Wir brauchen diese Daten nicht, denn wir haben über unsere Vertragspartner bereits die besten Originalquellen. Leider werden mit dem Namen Schufa unberechtigterweise immer noch Ängste geschürt. Deswegen ist die Transparenz unserer Arbeit und unserer Produkte so immens wichtig. Es ist bedauerlich, dass ein sinnvolles Forschungsprojekt mit hohem Informationsgehalt abgeblockt wurde.

Aber warum versteht gerade die Politik Ihren Ansatz nicht beziehungsweise verkehrt ihn ins Gegenteil -denn die müssten doch um die Brisanz dieser Fragestellung wissen?

Der auf Missverständnissen aufgebaute mediale Hype dauerte nur kurz, inzwischen ist die Erörterung der Thematik sehr viel sachlicher geworden. Insbesondere wird erkannt, dass nicht eine deutsche Auskunftei fokussiert werden sollte, sondern die internationalen Datengiganten und der oft allzu sorglose Umgang vieler Menschen bei der Eingabe ihrer Daten in das Netz.

Das heißt aber auch, Sie bleiben an diesem Thema dran?

Zum einen hat die Thematik sehr hohe gesellschaftspolitische Relevanz. Für die Schufa ist es aber auch unter Wettbewerbsgesichtspunkten sehr wichtig zu wissen, welche Daten aus diesen Netzwerken von anderen Unternehmen wie genutzt werden können. Sind die vorhandenen Daten so bündelbar, dass daraus eine Konkurrenz zu uns entsteht? Nicht umsonst hat der Bundesdatenschutzbeauftragte in der Presse explizit darauf hingewiesen, dass Google der Schufa Konkurrenz machen könnte. Die Schufa ist ein Wirtschaftsunternehmen, und allein schon deswegen müssen wir uns mit diesen Fragestellungen beschäftigen.

Noch einmal zurück zu Ihnen: Promovierter Jurist, Erfahrungen in der Politik, Erfahrungen in der Bank -sind das Bausteine, die ein Schufa-Chef aufgrund der Anforderungen heute mitbringen muss?
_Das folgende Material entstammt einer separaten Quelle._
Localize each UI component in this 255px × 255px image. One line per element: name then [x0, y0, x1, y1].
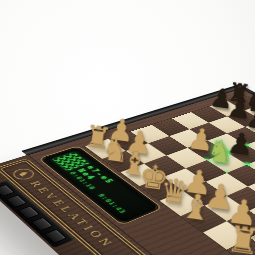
device-key-1[interactable]: [0, 184, 16, 196]
device-key-4[interactable]: [31, 217, 54, 231]
brand-name: REVELATION: [26, 179, 119, 250]
square-a1[interactable]: ♜: [227, 238, 255, 255]
chess-computer-body: ♜♞♝♚♛♝♞♜♟♟♟♟♟♟♟♟♟♞♟♟♟♟♟♟♜♞♝♚♛♝♜ e7-e5 Ne…: [0, 88, 255, 255]
photo-canvas: ♜♞♝♚♛♝♞♜♟♟♟♟♟♟♟♟♟♞♟♟♟♟♟♟♜♞♝♚♛♝♜ e7-e5 Ne…: [0, 0, 255, 255]
knight-logo-icon: ♞: [10, 167, 38, 182]
device-key-3[interactable]: [18, 206, 41, 219]
board-rotation-wrap: ♜♞♝♚♛♝♞♜♟♟♟♟♟♟♟♟♟♞♟♟♟♟♟♟♜♞♝♚♛♝♜ e7-e5 Ne…: [0, 0, 255, 255]
display-miniboard-graphic: [52, 152, 89, 171]
clock-left: 0:01:10: [68, 171, 97, 191]
led-indicator-e5-tl: [243, 143, 249, 146]
device-key-2[interactable]: [6, 195, 28, 208]
device-key-5[interactable]: [44, 229, 68, 244]
square-d2[interactable]: ♟: [183, 182, 226, 206]
key-panel: [0, 181, 75, 248]
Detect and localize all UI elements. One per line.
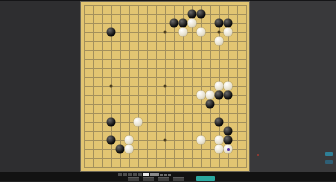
right-edge-badge-top	[325, 152, 333, 156]
nav-segment[interactable]	[118, 173, 122, 176]
black-stone	[206, 100, 215, 109]
goban-grid[interactable]	[84, 5, 247, 168]
white-stone	[197, 136, 206, 145]
white-stone	[215, 82, 224, 91]
black-stone	[224, 91, 233, 100]
control-button-3[interactable]	[158, 177, 169, 182]
control-button-2[interactable]	[143, 177, 154, 182]
black-stone	[215, 91, 224, 100]
go-viewer-window	[0, 0, 336, 181]
black-stone	[224, 136, 233, 145]
black-stone	[107, 118, 116, 127]
teal-action-button[interactable]	[196, 176, 215, 181]
black-stone	[107, 136, 116, 145]
control-button-row	[128, 177, 184, 181]
bottom-toolbar	[0, 172, 336, 181]
last-move-marker	[227, 148, 230, 151]
black-stone	[116, 145, 125, 154]
white-stone	[188, 19, 197, 28]
star-point	[110, 85, 113, 88]
control-button-4[interactable]	[173, 177, 184, 182]
control-button-1[interactable]	[128, 177, 139, 182]
white-stone	[215, 145, 224, 154]
white-stone	[215, 136, 224, 145]
white-stone	[125, 136, 134, 145]
white-stone	[206, 91, 215, 100]
nav-dash[interactable]	[160, 174, 163, 176]
go-board[interactable]	[80, 1, 250, 172]
black-stone	[224, 127, 233, 136]
white-stone	[224, 82, 233, 91]
black-stone	[215, 118, 224, 127]
white-stone	[197, 91, 206, 100]
black-stone	[197, 10, 206, 19]
white-stone	[179, 28, 188, 37]
nav-dash[interactable]	[164, 174, 167, 176]
star-point	[218, 31, 221, 34]
black-stone	[107, 28, 116, 37]
star-point	[164, 85, 167, 88]
black-stone	[215, 19, 224, 28]
white-stone	[134, 118, 143, 127]
nav-dash[interactable]	[168, 174, 171, 176]
black-stone	[170, 19, 179, 28]
black-stone	[224, 19, 233, 28]
white-stone	[224, 28, 233, 37]
white-stone	[125, 145, 134, 154]
nav-segment[interactable]	[123, 173, 127, 176]
left-letterbox	[0, 0, 80, 172]
white-stone	[215, 37, 224, 46]
white-stone	[197, 28, 206, 37]
right-letterbox	[250, 0, 336, 172]
right-edge-badge-bottom	[325, 160, 333, 164]
star-point	[164, 139, 167, 142]
red-indicator-dot	[257, 154, 259, 156]
star-point	[164, 31, 167, 34]
black-stone	[179, 19, 188, 28]
white-stone	[224, 145, 233, 154]
black-stone	[188, 10, 197, 19]
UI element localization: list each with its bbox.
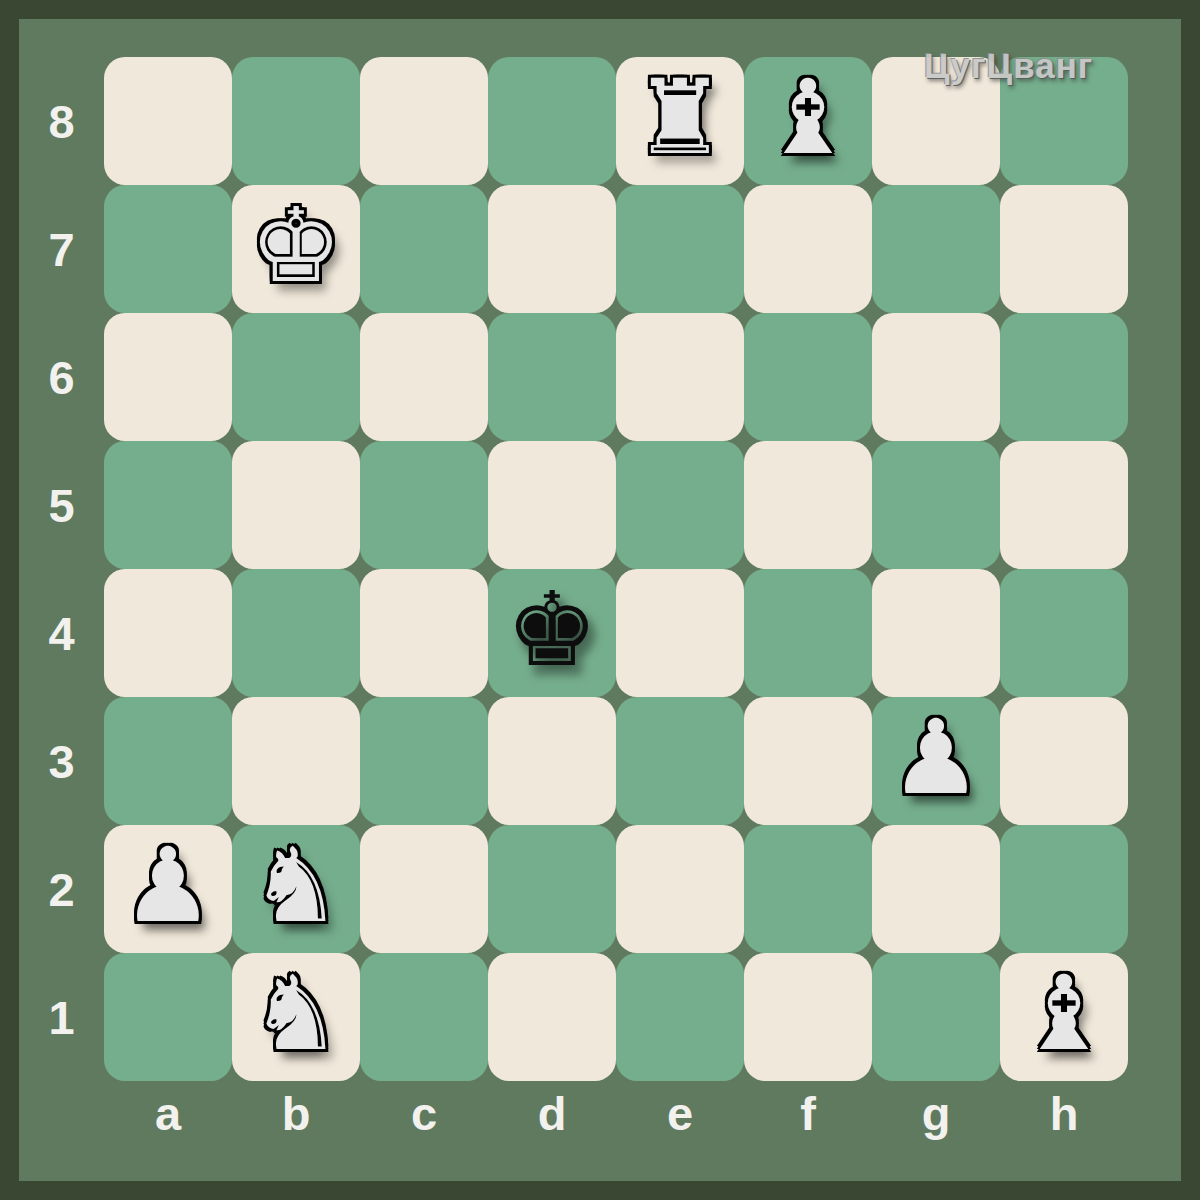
rank-label-6: 6	[19, 313, 104, 441]
white-knight-b1: ♞	[250, 962, 342, 1065]
square-d5[interactable]	[488, 441, 616, 569]
square-c5[interactable]	[360, 441, 488, 569]
file-label-a: a	[104, 1081, 232, 1145]
square-g5[interactable]	[872, 441, 1000, 569]
square-d2[interactable]	[488, 825, 616, 953]
square-g4[interactable]	[872, 569, 1000, 697]
square-h6[interactable]	[1000, 313, 1128, 441]
square-a4[interactable]	[104, 569, 232, 697]
board: ♜♝♚♚♟♟♞♞♝	[104, 57, 1128, 1081]
square-f6[interactable]	[744, 313, 872, 441]
square-d1[interactable]	[488, 953, 616, 1081]
square-a1[interactable]	[104, 953, 232, 1081]
square-g2[interactable]	[872, 825, 1000, 953]
square-e3[interactable]	[616, 697, 744, 825]
square-f7[interactable]	[744, 185, 872, 313]
white-pawn-g3: ♟	[890, 706, 982, 809]
square-h4[interactable]	[1000, 569, 1128, 697]
file-label-e: e	[616, 1081, 744, 1145]
white-rook-e8: ♜	[634, 66, 726, 169]
square-f8[interactable]: ♝	[744, 57, 872, 185]
square-c7[interactable]	[360, 185, 488, 313]
square-c1[interactable]	[360, 953, 488, 1081]
square-g7[interactable]	[872, 185, 1000, 313]
file-label-d: d	[488, 1081, 616, 1145]
square-d3[interactable]	[488, 697, 616, 825]
white-bishop-f8: ♝	[762, 66, 854, 169]
square-f4[interactable]	[744, 569, 872, 697]
square-e2[interactable]	[616, 825, 744, 953]
square-h7[interactable]	[1000, 185, 1128, 313]
square-e7[interactable]	[616, 185, 744, 313]
square-c4[interactable]	[360, 569, 488, 697]
square-d8[interactable]	[488, 57, 616, 185]
square-h2[interactable]	[1000, 825, 1128, 953]
square-a3[interactable]	[104, 697, 232, 825]
square-b4[interactable]	[232, 569, 360, 697]
black-king-d4: ♚	[506, 578, 598, 681]
watermark-text: ЦугЦванг	[924, 46, 1093, 86]
square-e8[interactable]: ♜	[616, 57, 744, 185]
rank-label-7: 7	[19, 185, 104, 313]
square-d4[interactable]: ♚	[488, 569, 616, 697]
square-c2[interactable]	[360, 825, 488, 953]
square-b3[interactable]	[232, 697, 360, 825]
rank-label-3: 3	[19, 697, 104, 825]
white-pawn-a2: ♟	[122, 834, 214, 937]
square-a7[interactable]	[104, 185, 232, 313]
file-label-f: f	[744, 1081, 872, 1145]
square-f3[interactable]	[744, 697, 872, 825]
rank-label-8: 8	[19, 57, 104, 185]
square-h1[interactable]: ♝	[1000, 953, 1128, 1081]
square-h3[interactable]	[1000, 697, 1128, 825]
square-d7[interactable]	[488, 185, 616, 313]
rank-label-2: 2	[19, 825, 104, 953]
square-a5[interactable]	[104, 441, 232, 569]
rank-label-4: 4	[19, 569, 104, 697]
square-g1[interactable]	[872, 953, 1000, 1081]
square-b5[interactable]	[232, 441, 360, 569]
square-b8[interactable]	[232, 57, 360, 185]
file-label-g: g	[872, 1081, 1000, 1145]
square-f5[interactable]	[744, 441, 872, 569]
rank-label-1: 1	[19, 953, 104, 1081]
board-backing: ♜♝♚♚♟♟♞♞♝ 87654321 abcdefgh ЦугЦванг	[19, 19, 1181, 1181]
file-label-h: h	[1000, 1081, 1128, 1145]
square-b6[interactable]	[232, 313, 360, 441]
square-c3[interactable]	[360, 697, 488, 825]
square-e1[interactable]	[616, 953, 744, 1081]
file-label-c: c	[360, 1081, 488, 1145]
square-e5[interactable]	[616, 441, 744, 569]
square-b1[interactable]: ♞	[232, 953, 360, 1081]
square-b7[interactable]: ♚	[232, 185, 360, 313]
square-e6[interactable]	[616, 313, 744, 441]
square-d6[interactable]	[488, 313, 616, 441]
square-a6[interactable]	[104, 313, 232, 441]
square-f1[interactable]	[744, 953, 872, 1081]
file-label-b: b	[232, 1081, 360, 1145]
rank-label-5: 5	[19, 441, 104, 569]
white-bishop-h1: ♝	[1018, 962, 1110, 1065]
square-g3[interactable]: ♟	[872, 697, 1000, 825]
square-h5[interactable]	[1000, 441, 1128, 569]
square-g6[interactable]	[872, 313, 1000, 441]
square-a2[interactable]: ♟	[104, 825, 232, 953]
white-knight-b2: ♞	[250, 834, 342, 937]
chessboard-frame: ♜♝♚♚♟♟♞♞♝ 87654321 abcdefgh ЦугЦванг	[0, 0, 1200, 1200]
square-b2[interactable]: ♞	[232, 825, 360, 953]
square-f2[interactable]	[744, 825, 872, 953]
square-a8[interactable]	[104, 57, 232, 185]
square-c6[interactable]	[360, 313, 488, 441]
white-king-b7: ♚	[250, 194, 342, 297]
square-e4[interactable]	[616, 569, 744, 697]
square-c8[interactable]	[360, 57, 488, 185]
Ich fühle mich hier ausgesprochen wohl, es ist die beste berufliche Position, die ich bislang hatte. Die Summe meiner Lebenserfahrungen kann ich an dieser Stelle sehr gut einbringen. Der Wechsel von der Wirtschaft in ein Regierungsamt und wieder zurück von der Politik in die Wirtschaft ist in Deutschland leider nicht die Regel. Ein solcher Austausch sollte viel öfter praktiziert werden, denn er hilft dem Verständnis auf beiden Seiten und befördert lösungsorientierte Ergebnisse.